You still need to dead-drift flies in winter. This method consistently hooks more trout than swinging or moving flies unnaturally in the current. In tight water, high-sticking is more effective, keeping excess line off the water. But in larger pools, you may cast out farther than high-sticking allows, so mend line accordingly.

Cast far enough upstream to drift flies through the deepest water. When fish are holding right on bottom, strikes generally occur as nymphs reach their lowest point near the middle or lower end of the drift.

"Anytime you have significant amounts of split shot, you can't cast in a traditional manner because you can't maintain a casting loop," warned Sands. "Nice, big, smooth roll casts are the most appropriate means of delivering weighted leaders. Roll casts are accurate and minimize tangling. If you cast traditionally, you'll spend more time cutting rigs apart and redoing leaders than fishing.

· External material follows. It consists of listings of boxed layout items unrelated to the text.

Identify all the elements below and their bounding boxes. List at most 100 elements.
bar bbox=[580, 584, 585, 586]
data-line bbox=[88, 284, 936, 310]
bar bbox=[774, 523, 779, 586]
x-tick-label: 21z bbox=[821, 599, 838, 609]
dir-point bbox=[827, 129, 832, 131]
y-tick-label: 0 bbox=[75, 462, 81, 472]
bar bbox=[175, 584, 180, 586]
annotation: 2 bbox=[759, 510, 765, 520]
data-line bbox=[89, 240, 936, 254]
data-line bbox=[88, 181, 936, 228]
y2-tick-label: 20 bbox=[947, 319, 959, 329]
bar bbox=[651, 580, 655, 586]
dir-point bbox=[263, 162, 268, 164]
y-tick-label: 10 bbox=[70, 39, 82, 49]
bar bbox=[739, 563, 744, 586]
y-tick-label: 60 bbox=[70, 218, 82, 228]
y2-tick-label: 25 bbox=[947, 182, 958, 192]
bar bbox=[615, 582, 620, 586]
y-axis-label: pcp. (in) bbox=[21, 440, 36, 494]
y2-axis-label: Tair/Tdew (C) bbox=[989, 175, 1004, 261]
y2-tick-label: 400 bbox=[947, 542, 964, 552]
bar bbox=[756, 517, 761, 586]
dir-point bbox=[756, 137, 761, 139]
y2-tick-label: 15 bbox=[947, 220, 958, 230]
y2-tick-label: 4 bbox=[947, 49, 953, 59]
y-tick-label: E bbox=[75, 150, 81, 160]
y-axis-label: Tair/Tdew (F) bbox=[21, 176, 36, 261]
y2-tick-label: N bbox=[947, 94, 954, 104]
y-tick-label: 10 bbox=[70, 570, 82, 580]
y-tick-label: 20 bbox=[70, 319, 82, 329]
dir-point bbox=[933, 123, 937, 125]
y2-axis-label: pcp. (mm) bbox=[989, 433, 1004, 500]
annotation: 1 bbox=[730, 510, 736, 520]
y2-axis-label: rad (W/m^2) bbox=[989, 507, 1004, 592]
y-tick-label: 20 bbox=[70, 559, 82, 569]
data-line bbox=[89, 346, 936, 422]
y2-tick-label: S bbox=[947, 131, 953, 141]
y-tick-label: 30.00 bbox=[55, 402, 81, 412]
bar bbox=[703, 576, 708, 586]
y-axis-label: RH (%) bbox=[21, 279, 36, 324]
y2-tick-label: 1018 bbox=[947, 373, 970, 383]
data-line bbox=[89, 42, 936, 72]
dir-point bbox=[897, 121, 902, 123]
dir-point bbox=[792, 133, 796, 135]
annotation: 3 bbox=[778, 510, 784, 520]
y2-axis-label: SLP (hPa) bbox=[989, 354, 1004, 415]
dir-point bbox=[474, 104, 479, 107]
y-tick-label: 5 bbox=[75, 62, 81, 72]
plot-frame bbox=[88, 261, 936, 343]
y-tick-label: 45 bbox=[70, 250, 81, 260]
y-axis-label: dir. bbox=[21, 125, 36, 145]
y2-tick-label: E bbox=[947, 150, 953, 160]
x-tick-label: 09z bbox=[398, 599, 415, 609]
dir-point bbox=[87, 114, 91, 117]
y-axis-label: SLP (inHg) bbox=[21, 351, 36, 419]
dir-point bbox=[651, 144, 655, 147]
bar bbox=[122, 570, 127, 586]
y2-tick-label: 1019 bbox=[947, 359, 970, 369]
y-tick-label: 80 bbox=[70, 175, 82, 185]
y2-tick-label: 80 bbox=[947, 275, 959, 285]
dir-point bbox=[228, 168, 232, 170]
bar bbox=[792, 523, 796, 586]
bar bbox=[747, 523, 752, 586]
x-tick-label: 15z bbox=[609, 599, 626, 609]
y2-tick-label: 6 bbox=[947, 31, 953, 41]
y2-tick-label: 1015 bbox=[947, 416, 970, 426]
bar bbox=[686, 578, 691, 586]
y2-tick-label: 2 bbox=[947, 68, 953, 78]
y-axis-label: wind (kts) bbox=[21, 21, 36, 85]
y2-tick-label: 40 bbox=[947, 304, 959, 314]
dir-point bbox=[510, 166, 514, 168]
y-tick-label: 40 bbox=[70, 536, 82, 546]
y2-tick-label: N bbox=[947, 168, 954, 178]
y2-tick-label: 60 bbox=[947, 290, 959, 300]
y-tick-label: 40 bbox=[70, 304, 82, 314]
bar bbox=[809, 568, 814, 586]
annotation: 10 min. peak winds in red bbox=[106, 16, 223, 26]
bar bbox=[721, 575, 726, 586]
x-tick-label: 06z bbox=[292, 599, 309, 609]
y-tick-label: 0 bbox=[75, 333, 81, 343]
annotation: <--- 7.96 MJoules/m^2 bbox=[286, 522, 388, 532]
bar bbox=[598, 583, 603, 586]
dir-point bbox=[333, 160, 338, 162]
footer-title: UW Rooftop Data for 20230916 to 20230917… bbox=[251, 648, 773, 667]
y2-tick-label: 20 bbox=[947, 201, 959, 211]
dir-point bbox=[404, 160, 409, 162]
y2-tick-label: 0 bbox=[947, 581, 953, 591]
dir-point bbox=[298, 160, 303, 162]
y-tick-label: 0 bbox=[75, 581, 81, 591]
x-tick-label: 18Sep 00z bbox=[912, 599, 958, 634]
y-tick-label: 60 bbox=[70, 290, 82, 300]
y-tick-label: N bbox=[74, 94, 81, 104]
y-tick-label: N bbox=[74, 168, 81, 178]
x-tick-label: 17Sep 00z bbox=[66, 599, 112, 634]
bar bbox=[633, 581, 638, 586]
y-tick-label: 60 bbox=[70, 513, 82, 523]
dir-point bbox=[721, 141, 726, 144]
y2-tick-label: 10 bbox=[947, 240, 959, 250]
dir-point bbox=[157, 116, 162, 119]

"If you're getting nice, drag-free presentations," he continued, "let your flies drift downstream until they drag. The longer flies are in the water, the more opportunity they have to get eaten. At the end of each drift, the line and leader are in perfect position to roll cast again. When your line tightens and loads the rod, roll the flies back upstream at the desired target."

In winter, the Roaring Fork Valley is subject to extreme weather. Dress in layers of fleece or other moisture-wicking materials. As temperatures fluctuate, shed or add layers. Warm hats and gloves are essential, while insulated waders protect against icy currents.